My thoughts:
Every dynoshop/dealer has the best dyno ever made and the best trained tuner period.
Go in and talk to them. Get the guy who's going to tune your bike on the phone, not the service writer. If you can stop by and talk to the dyno operator all the better.
Your bike should have at least 2 identical overlaping curves to prove repeatable power measurement before any tuning takes place. That means at least 2, if not 3 or more, baseline pulls. So ask them how many baseline pulls they do. If the guy can't answer that...run, don't walk, away from that dealer.
They need to have the ability to hold your bike at agiven RPM. That means an Eddy current brake (or water brake).
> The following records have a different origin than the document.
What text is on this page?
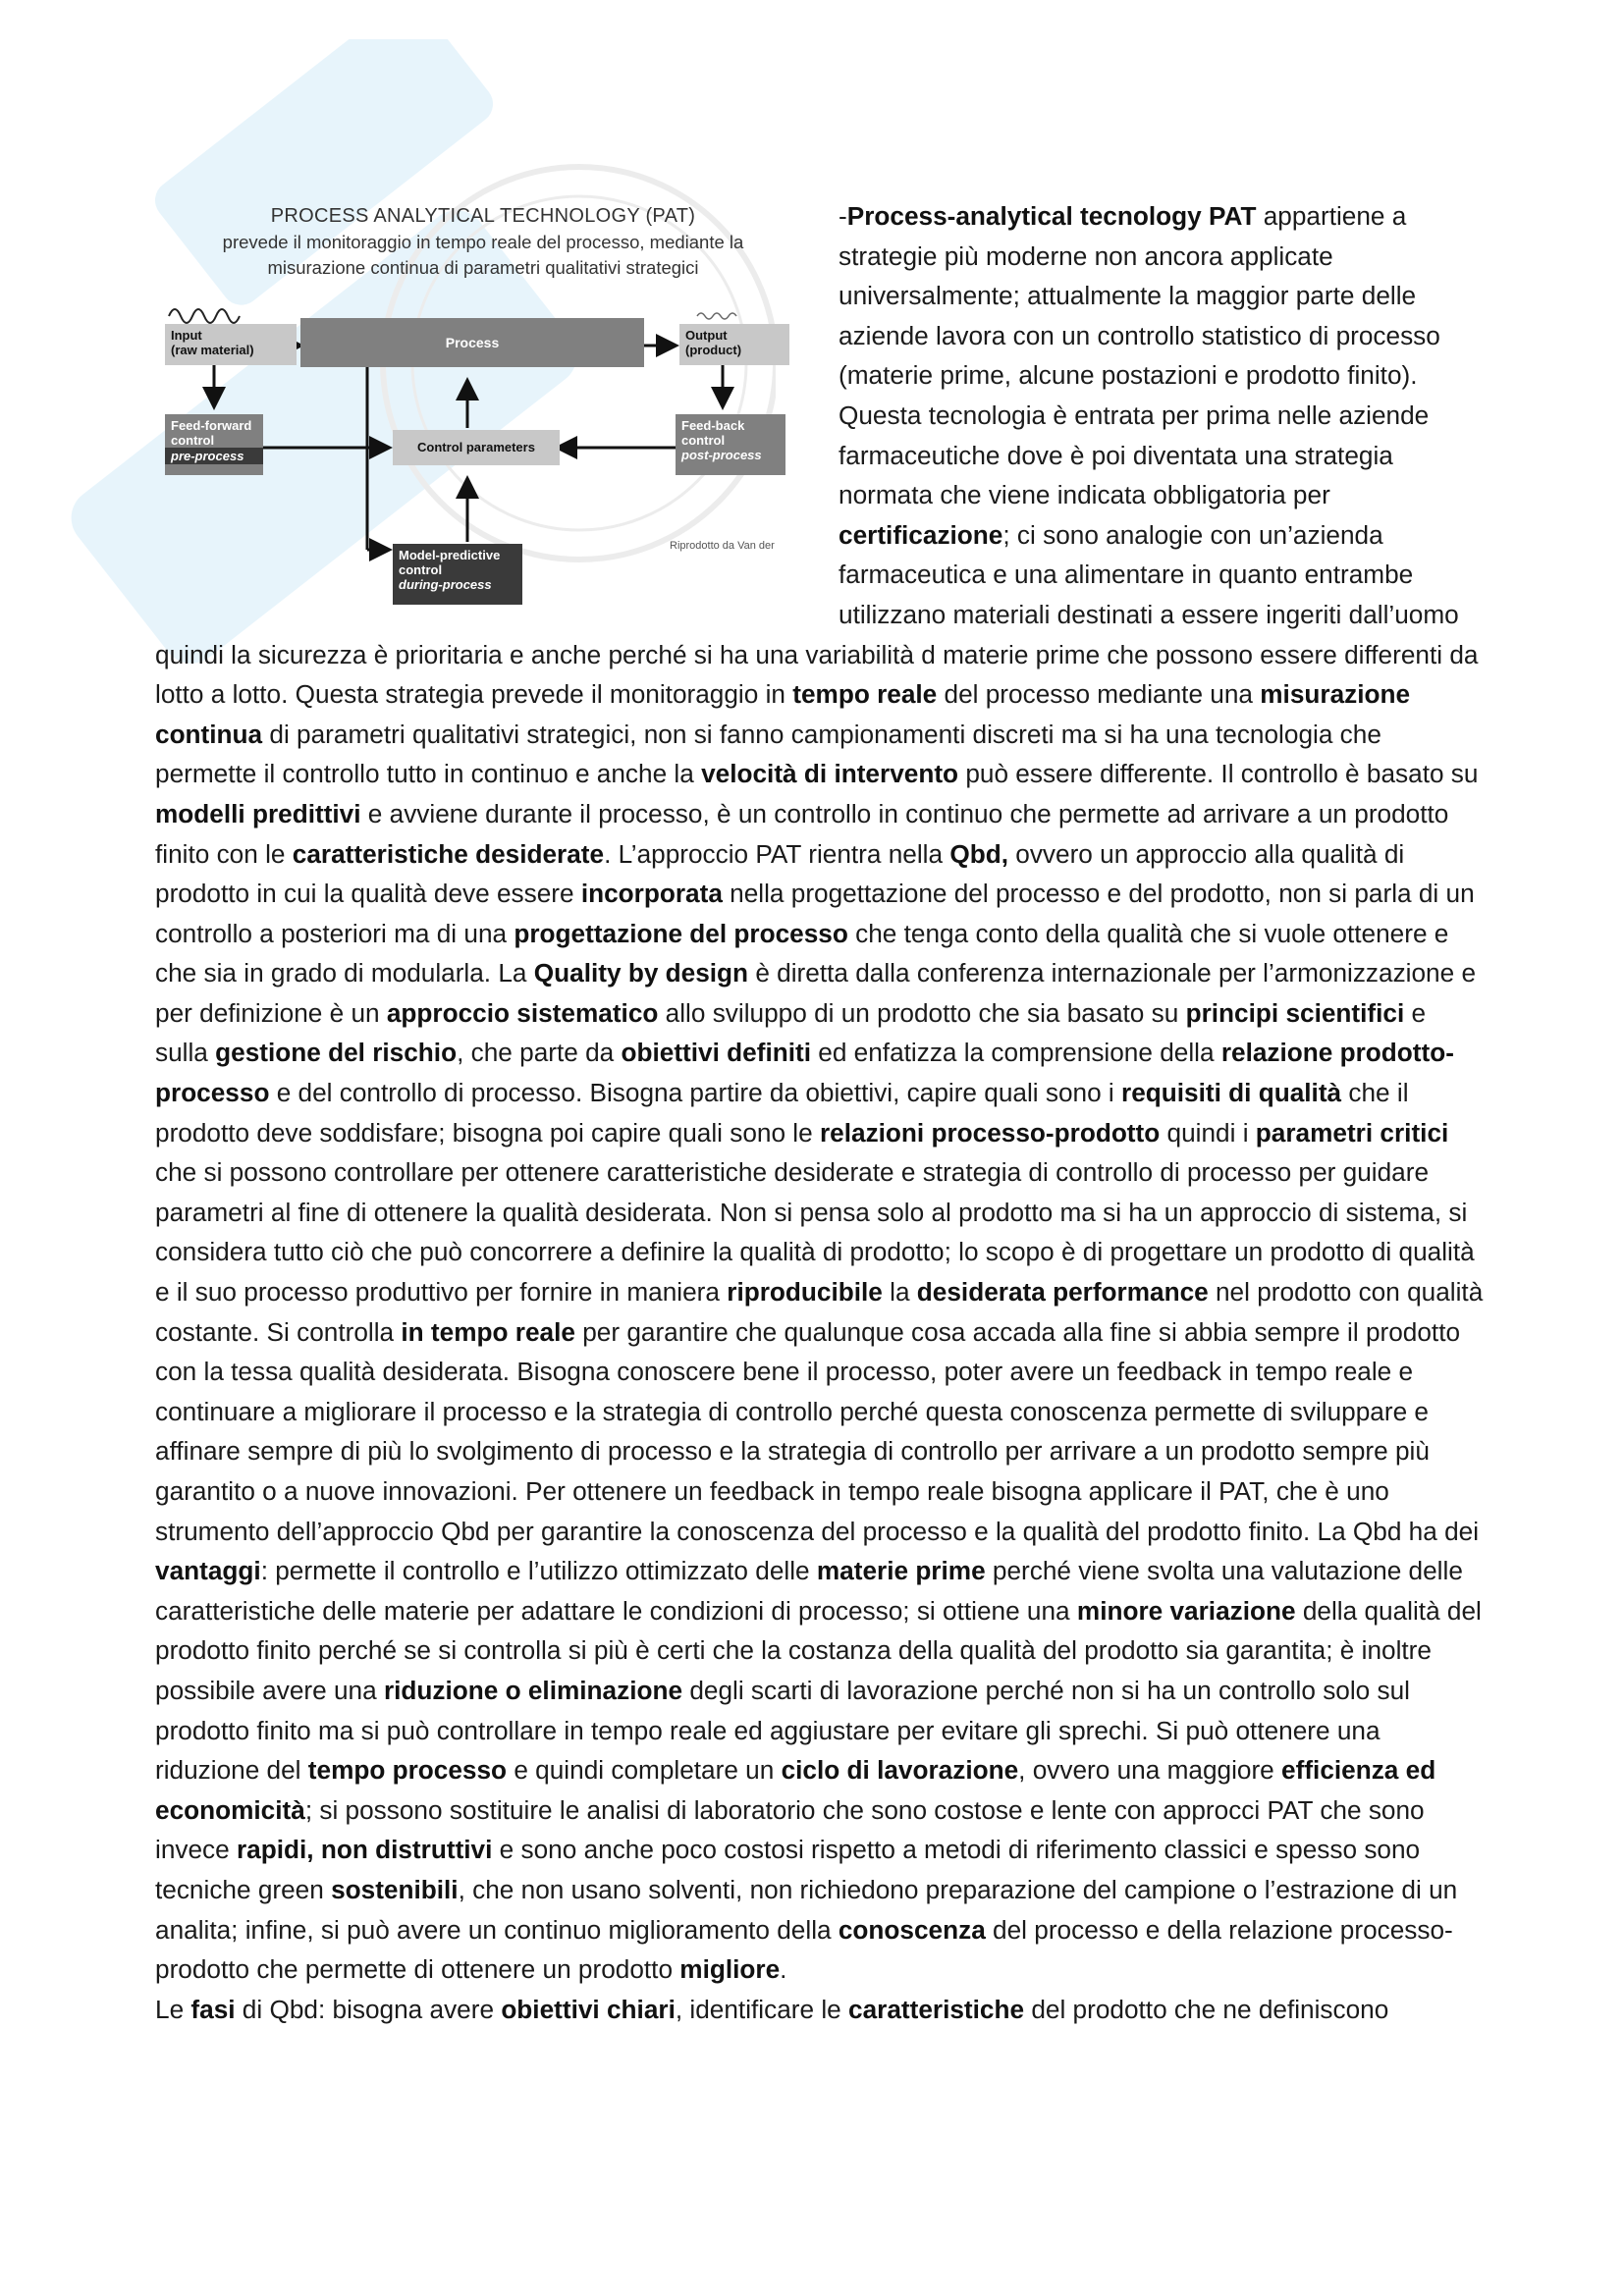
PROCESS ANALYTICAL TECHNOLOGY (PAT)
prevede il monitoraggio in tempo reale del processo, mediante la
misurazione continua di parametri qualitativi strategici
Input
(raw material)	Process	Output
(product)
Feed-forward
control
pre-process
Control parameters
Feed-back
control
post-process
Riprodotto da Van der
Model-predictive
control
during-process

-Process-analytical tecnology PAT appartiene a strategie più moderne non ancora applicate universalmente; attualmente la maggior parte delle aziende lavora con un controllo statistico di processo (materie prime, alcune postazioni e prodotto finito). Questa tecnologia è entrata per prima nelle aziende farmaceutiche dove è poi diventata una strategia normata che viene indicata obbligatoria per certificazione; ci sono analogie con un’azienda farmaceutica e una alimentare in quanto entrambe utilizzano materiali destinati a essere ingeriti dall’uomo quindi la sicurezza è prioritaria e anche perché si ha una variabilità d materie prime che possono essere differenti da lotto a lotto. Questa strategia prevede il monitoraggio in tempo reale del processo mediante una misurazione continua di parametri qualitativi strategici, non si fanno campionamenti discreti ma si ha una tecnologia che permette il controllo tutto in continuo e anche la velocità di intervento può essere differente. Il controllo è basato su modelli predittivi e avviene durante il processo, è un controllo in continuo che permette ad arrivare a un prodotto finito con le caratteristiche desiderate. L’approccio PAT rientra nella Qbd, ovvero un approccio alla qualità di prodotto in cui la qualità deve essere incorporata nella progettazione del processo e del prodotto, non si parla di un controllo a posteriori ma di una progettazione del processo che tenga conto della qualità che si vuole ottenere e che sia in grado di modularla. La Quality by design è diretta dalla conferenza internazionale per l’armonizzazione e per definizione è un approccio sistematico allo sviluppo di un prodotto che sia basato su principi scientifici e sulla gestione del rischio, che parte da obiettivi definiti ed enfatizza la comprensione della relazione prodotto-processo e del controllo di processo. Bisogna partire da obiettivi, capire quali sono i requisiti di qualità che il prodotto deve soddisfare; bisogna poi capire quali sono le relazioni processo-prodotto quindi i parametri critici che si possono controllare per ottenere caratteristiche desiderate e strategia di controllo di processo per guidare parametri al fine di ottenere la qualità desiderata. Non si pensa solo al prodotto ma si ha un approccio di sistema, si considera tutto ciò che può concorrere a definire la qualità di prodotto; lo scopo è di progettare un prodotto di qualità e il suo processo produttivo per fornire in maniera riproducibile la desiderata performance nel prodotto con qualità costante. Si controlla in tempo reale per garantire che qualunque cosa accada alla fine si abbia sempre il prodotto con la tessa qualità desiderata. Bisogna conoscere bene il processo, poter avere un feedback in tempo reale e continuare a migliorare il processo e la strategia di controllo perché questa conoscenza permette di sviluppare e affinare sempre di più lo svolgimento di processo e la strategia di controllo per arrivare a un prodotto sempre più garantito o a nuove innovazioni. Per ottenere un feedback in tempo reale bisogna applicare il PAT, che è uno strumento dell’approccio Qbd per garantire la conoscenza del processo e la qualità del prodotto finito. La Qbd ha dei vantaggi: permette il controllo e l’utilizzo ottimizzato delle materie prime perché viene svolta una valutazione delle caratteristiche delle materie per adattare le condizioni di processo; si ottiene una minore variazione della qualità del prodotto finito perché se si controlla si più è certi che la costanza della qualità del prodotto sia garantita; è inoltre possibile avere una riduzione o eliminazione degli scarti di lavorazione perché non si ha un controllo solo sul prodotto finito ma si può controllare in tempo reale ed aggiustare per evitare gli sprechi. Si può ottenere una riduzione del tempo processo e quindi completare un ciclo di lavorazione, ovvero una maggiore efficienza ed economicità; si possono sostituire le analisi di laboratorio che sono costose e lente con approcci PAT che sono invece rapidi, non distruttivi e sono anche poco costosi rispetto a metodi di riferimento classici e spesso sono tecniche green sostenibili, che non usano solventi, non richiedono preparazione del campione o l’estrazione di un analita; infine, si può avere un continuo miglioramento della conoscenza del processo e della relazione processo-prodotto che permette di ottenere un prodotto migliore.

Le fasi di Qbd: bisogna avere obiettivi chiari, identificare le caratteristiche del prodotto che ne definiscono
DJ 250 and 250i qualify. Older 100s, 150s and 200s qualify only if upgraded with the eddycurrent absorber. Superflow Cycledyns almost all came with eddy current brakes, but some are inertia only. Factory Pro EC997 and Dynostar 70s are also eddy current dynos. Land & Sea makes a waterbrake chassis dyno. If the dealer tries to bullS$%^e you about being able to map EFI on an inertia only dyno...leave.
They also need exhaust gas analysis. Wideband oxygen is OK and easy to use. 4 and 5 gas analyzers are great, but hard to use and tech to techs, so it's also possible to get someone who has some good equipment, but does not know how to use it.
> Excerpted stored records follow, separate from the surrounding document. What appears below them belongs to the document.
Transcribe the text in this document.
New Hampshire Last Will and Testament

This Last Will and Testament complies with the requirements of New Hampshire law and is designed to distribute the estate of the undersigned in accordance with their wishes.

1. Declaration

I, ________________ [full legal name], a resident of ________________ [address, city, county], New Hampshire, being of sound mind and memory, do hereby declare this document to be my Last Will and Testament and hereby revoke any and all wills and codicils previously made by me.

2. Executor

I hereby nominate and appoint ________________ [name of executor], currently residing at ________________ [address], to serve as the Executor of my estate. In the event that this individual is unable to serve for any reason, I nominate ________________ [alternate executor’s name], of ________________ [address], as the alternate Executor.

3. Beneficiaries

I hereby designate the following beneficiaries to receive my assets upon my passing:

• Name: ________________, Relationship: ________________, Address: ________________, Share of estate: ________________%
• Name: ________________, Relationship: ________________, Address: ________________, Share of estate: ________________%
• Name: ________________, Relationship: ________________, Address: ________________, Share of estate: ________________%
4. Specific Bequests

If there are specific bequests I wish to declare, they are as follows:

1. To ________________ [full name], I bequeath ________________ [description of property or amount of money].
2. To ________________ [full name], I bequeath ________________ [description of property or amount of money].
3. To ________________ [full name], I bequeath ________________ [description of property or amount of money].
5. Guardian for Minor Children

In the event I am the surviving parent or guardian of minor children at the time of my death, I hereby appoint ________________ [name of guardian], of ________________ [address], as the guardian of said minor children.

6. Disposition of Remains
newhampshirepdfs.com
Ask if they'll give you your beforeand after plots (yes they should!) and if they will show you what they had to change in your map and why. That should also be a yes.
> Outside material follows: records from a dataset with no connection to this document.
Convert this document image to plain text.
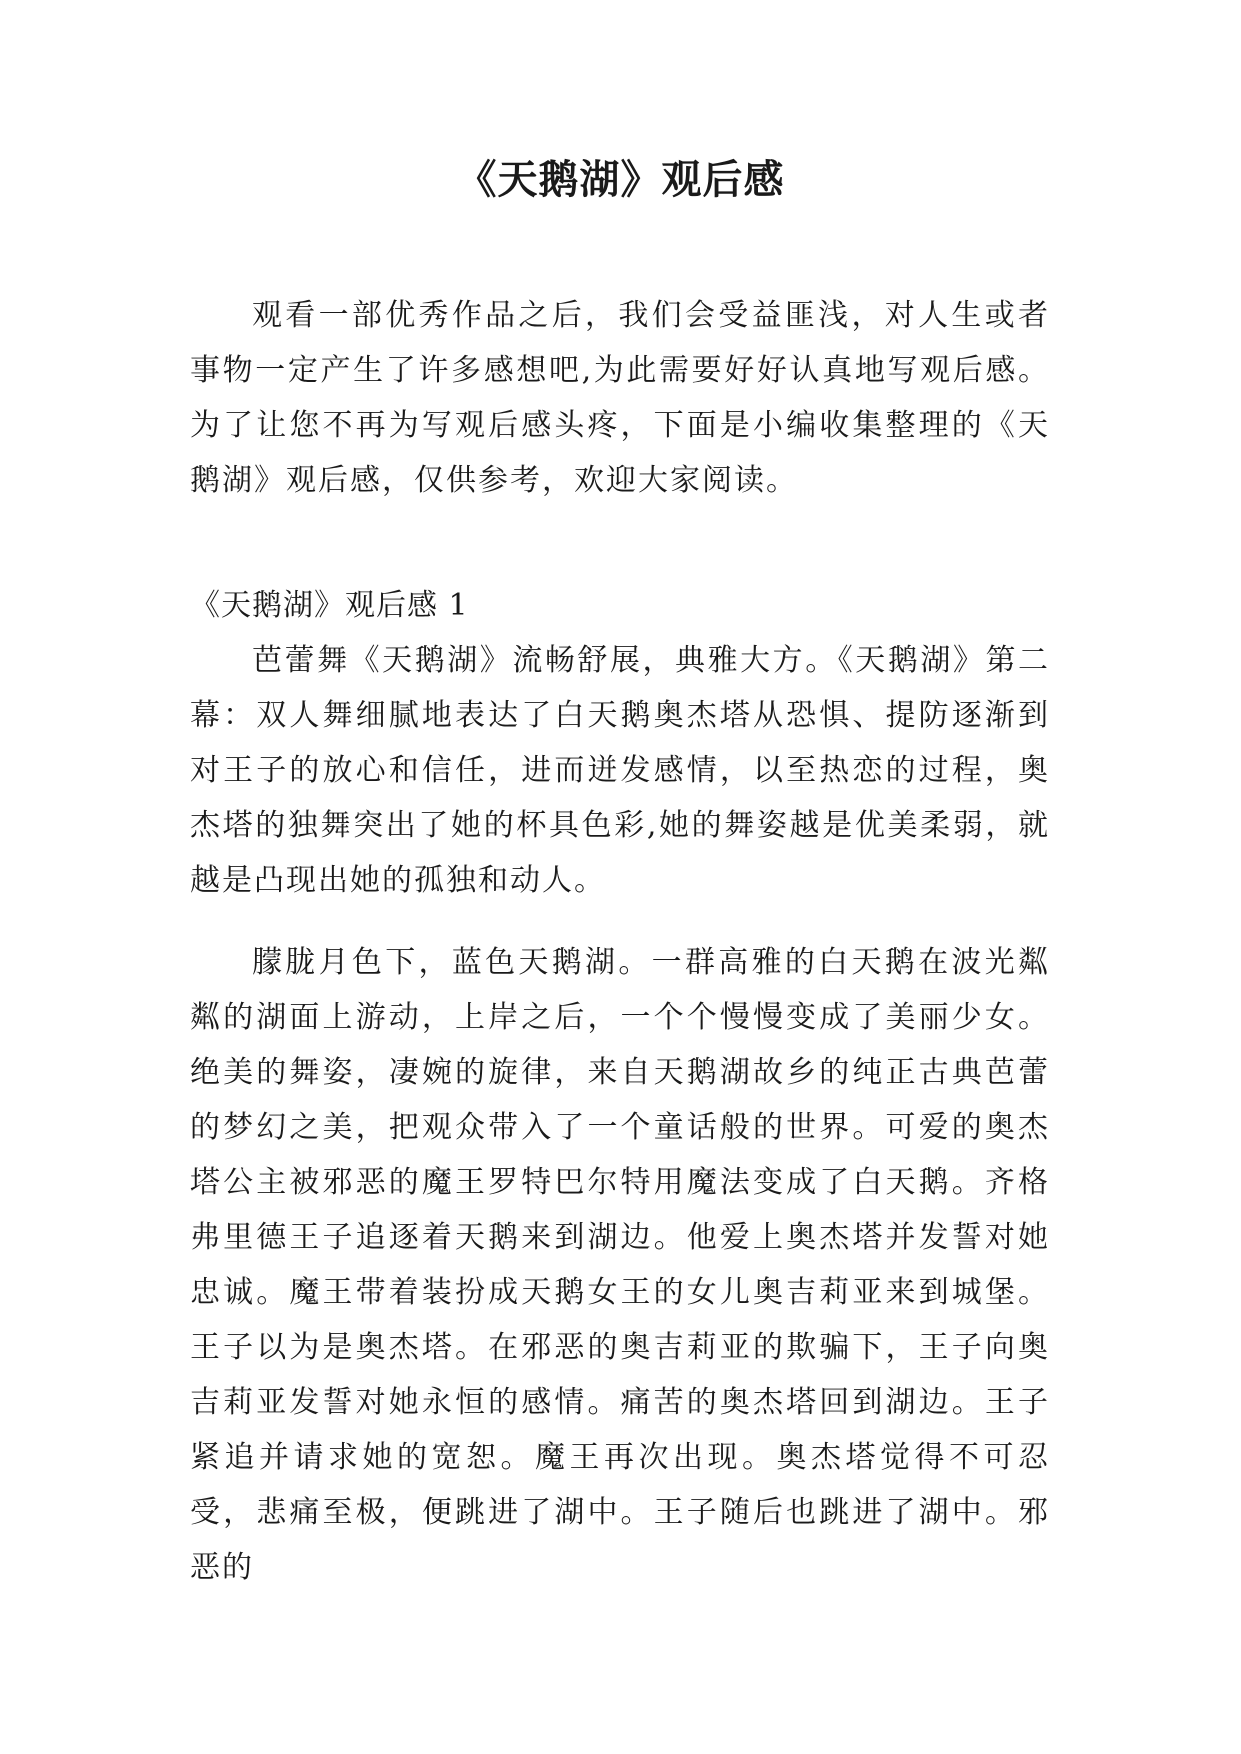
《天鹅湖》观后感

观看一部优秀作品之后，我们会受益匪浅，对人生或者事物一定产生了许多感想吧,为此需要好好认真地写观后感。为了让您不再为写观后感头疼，下面是小编收集整理的《天鹅湖》观后感，仅供参考，欢迎大家阅读。

《天鹅湖》观后感 1

芭蕾舞《天鹅湖》流畅舒展，典雅大方。《天鹅湖》第二幕：双人舞细腻地表达了白天鹅奥杰塔从恐惧、提防逐渐到对王子的放心和信任，进而迸发感情，以至热恋的过程，奥杰塔的独舞突出了她的杯具色彩,她的舞姿越是优美柔弱，就越是凸现出她的孤独和动人。

朦胧月色下，蓝色天鹅湖。一群高雅的白天鹅在波光粼粼的湖面上游动，上岸之后，一个个慢慢变成了美丽少女。绝美的舞姿，凄婉的旋律，来自天鹅湖故乡的纯正古典芭蕾的梦幻之美，把观众带入了一个童话般的世界。可爱的奥杰塔公主被邪恶的魔王罗特巴尔特用魔法变成了白天鹅。齐格弗里德王子追逐着天鹅来到湖边。他爱上奥杰塔并发誓对她忠诚。魔王带着装扮成天鹅女王的女儿奥吉莉亚来到城堡。王子以为是奥杰塔。在邪恶的奥吉莉亚的欺骗下，王子向奥吉莉亚发誓对她永恒的感情。痛苦的奥杰塔回到湖边。王子紧追并请求她的宽恕。魔王再次出现。奥杰塔觉得不可忍受，悲痛至极，便跳进了湖中。王子随后也跳进了湖中。邪恶的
A lot of people have dynos now and see it as a big money generator (it's not all that big unless you get a LOT of customers). If you can find a place with an enthusiast operating the dyno you'll be in good shape regardless of the brand of equipment. He should want to tell you everything you want to know and more. If not, look 'til you find him!
Good luck. A good dynotuner is great thing to have nearby.